We provide a single unified reference architecture for the cloud-edge spectrum, called LiRA (LightKone Reference Architecture), published in a white paper as an extension of the OpenFog Reference Architecture. Our architecture is practical because we focus on data and not on the cloud. Data is managed throughout the cloud-edge spectrum following two principles of data consistency, namely decentralized lateral data sharing (between devices in the same layer on the spectrum) and convergent vertical data semantics (between devices in different layers on the spectrum). In the final project period, we implement this reference architecture as three released application frameworks, AntidoteDB, Achlys, and Legion, which cover widely different parts of the cloud-edge spectrum.
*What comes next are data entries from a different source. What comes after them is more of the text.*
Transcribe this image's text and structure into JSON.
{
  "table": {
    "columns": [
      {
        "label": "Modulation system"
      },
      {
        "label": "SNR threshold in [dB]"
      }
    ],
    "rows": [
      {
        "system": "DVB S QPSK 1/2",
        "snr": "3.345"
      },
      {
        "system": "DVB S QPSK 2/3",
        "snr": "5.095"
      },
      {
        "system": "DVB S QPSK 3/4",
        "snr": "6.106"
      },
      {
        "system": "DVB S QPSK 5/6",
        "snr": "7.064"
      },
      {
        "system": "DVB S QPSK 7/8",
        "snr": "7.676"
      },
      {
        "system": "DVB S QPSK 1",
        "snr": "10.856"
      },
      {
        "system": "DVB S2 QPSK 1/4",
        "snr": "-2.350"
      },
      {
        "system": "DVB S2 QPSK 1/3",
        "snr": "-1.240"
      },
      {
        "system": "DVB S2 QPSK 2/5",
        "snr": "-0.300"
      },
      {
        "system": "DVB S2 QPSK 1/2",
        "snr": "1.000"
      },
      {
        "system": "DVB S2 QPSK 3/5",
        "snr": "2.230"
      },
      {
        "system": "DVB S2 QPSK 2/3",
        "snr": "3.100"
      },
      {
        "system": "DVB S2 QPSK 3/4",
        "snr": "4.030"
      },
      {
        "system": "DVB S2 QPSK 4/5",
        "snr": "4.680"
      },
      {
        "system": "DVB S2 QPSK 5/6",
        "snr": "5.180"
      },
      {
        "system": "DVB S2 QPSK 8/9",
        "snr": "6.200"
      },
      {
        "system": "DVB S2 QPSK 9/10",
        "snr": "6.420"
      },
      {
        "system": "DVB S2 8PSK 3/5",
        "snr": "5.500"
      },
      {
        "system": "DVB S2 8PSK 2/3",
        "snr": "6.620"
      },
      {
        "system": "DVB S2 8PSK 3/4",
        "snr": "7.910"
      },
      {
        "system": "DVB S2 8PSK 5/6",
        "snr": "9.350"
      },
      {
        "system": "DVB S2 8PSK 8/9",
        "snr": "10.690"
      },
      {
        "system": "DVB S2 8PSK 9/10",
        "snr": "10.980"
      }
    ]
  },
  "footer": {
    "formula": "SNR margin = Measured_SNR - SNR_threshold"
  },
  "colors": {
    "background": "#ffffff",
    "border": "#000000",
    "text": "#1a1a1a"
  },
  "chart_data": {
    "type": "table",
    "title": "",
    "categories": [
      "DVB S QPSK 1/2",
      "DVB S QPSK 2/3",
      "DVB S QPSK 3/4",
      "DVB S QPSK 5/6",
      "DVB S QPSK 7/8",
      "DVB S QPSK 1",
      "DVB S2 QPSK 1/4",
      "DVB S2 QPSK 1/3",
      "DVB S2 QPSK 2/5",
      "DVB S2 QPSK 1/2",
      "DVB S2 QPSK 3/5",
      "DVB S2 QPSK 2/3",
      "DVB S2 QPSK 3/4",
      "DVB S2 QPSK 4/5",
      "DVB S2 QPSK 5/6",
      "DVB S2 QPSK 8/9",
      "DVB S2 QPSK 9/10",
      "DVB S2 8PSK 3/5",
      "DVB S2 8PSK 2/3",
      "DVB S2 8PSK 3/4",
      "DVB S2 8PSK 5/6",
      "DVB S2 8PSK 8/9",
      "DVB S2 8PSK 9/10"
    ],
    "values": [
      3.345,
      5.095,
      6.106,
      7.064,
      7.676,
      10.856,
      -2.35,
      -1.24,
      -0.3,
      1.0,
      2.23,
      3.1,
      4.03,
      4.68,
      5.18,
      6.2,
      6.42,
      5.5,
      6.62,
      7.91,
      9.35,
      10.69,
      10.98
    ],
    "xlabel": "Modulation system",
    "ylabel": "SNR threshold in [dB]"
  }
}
It is impractical and unwieldy to cover this spectrum with a single platform, since it would greatly encumber our progress with little advantage. Instead, we have three application development platforms that provide a coherent service and overlap in functionality where this is necessary. First AntidoteDB, which is a causally consistent transactional data store based on CRDTs and extended for the edge. Antidote supports a new programming methodology called Just-Right Consistency. Second Achlys, which is an application platform for edge applications that run directly on the sensor networks themselves. Achlys contains a task model for defining applications, a resilient CRDT-based data store called Lasp, and a resilient communications library using hybrid gossip called Partisan. Achlys runs on highly dynamic networks using highly resilient communication and is able to perform dataflow computation within the store while maintaining resilience. Third Legion, which is a platform for developing mobile Web-based applications based on shared objects containing CRDTs inside mobile phones. Legion uses peer-to-peer communication between mobile nodes to reduce latency, and the use of CRDTs guarantees data consistency.

In addition to the three application frameworks, we have released the GRiSP embedded programming platform and the Yggdrasil network protocol development framework. GRiSP consists of software and hardware that allows Internet-of-Things applications to run directly on embedded systems boards on the sensor networks themselves. GRiSP provides out-of-the-box support for standard Pmod sensors and actuators and the full Erlang OTP programming system, allowing the fast and efficient prototyping of robust edge applications. Yggdrasil is a software framework that allows developing efficient network protocols, including hybrid gossip communication, directly for ad hoc wired and wireless networks. Yggdrasil and Achlys are ported on the GRiSP embedded programming platform, thus providing an innovative powerful and comprehensive development platform for edge applications.

The LightKone project has delivered the following results that extend the state of the art. First, the LightKone Reference Architecture (LiRA) for edge computing, which is defined as being a companion to the standard OpenFog Reference Architecture. Second, an ongoing start-up effort that is developing an innovative mobile application and development framework, aiming for fast response time and high availability beyond the state of the art. Third, three application development frameworks for edge computing, namely AntidoteDB, Legion, and Achlys. Together, these three frameworks cover the full edge-cloud spectrum as defined by LiRA. Fourth, the GRiSP embedded programming platform, both hardware and software, for fast out-of-the-box prototyping of edge applications. Fifth, the Yggdrasil framework for network protocol development. Achlys and Yggdrasil are ported to GRiSP, thus providing an innovative and powerful prototyping platform for edge applications out-of-the-box. Sixth, four significant industrial use cases that validate LiRA and showcase its technology: precision agriculture with self management abilities, scalable decentralized monitoring of community networks, scalable fast meta-data search for cloud databases, and fast non-stop RFID-based transport systems for manufacturing. All these results are part of the fast-growing edge computing sector, commonly known as Internet of Things. LightKone technology gives the scientific and technological foundations to manage this sector, which is expected to grow exponentially for at least the next decade with substantial effects on general society.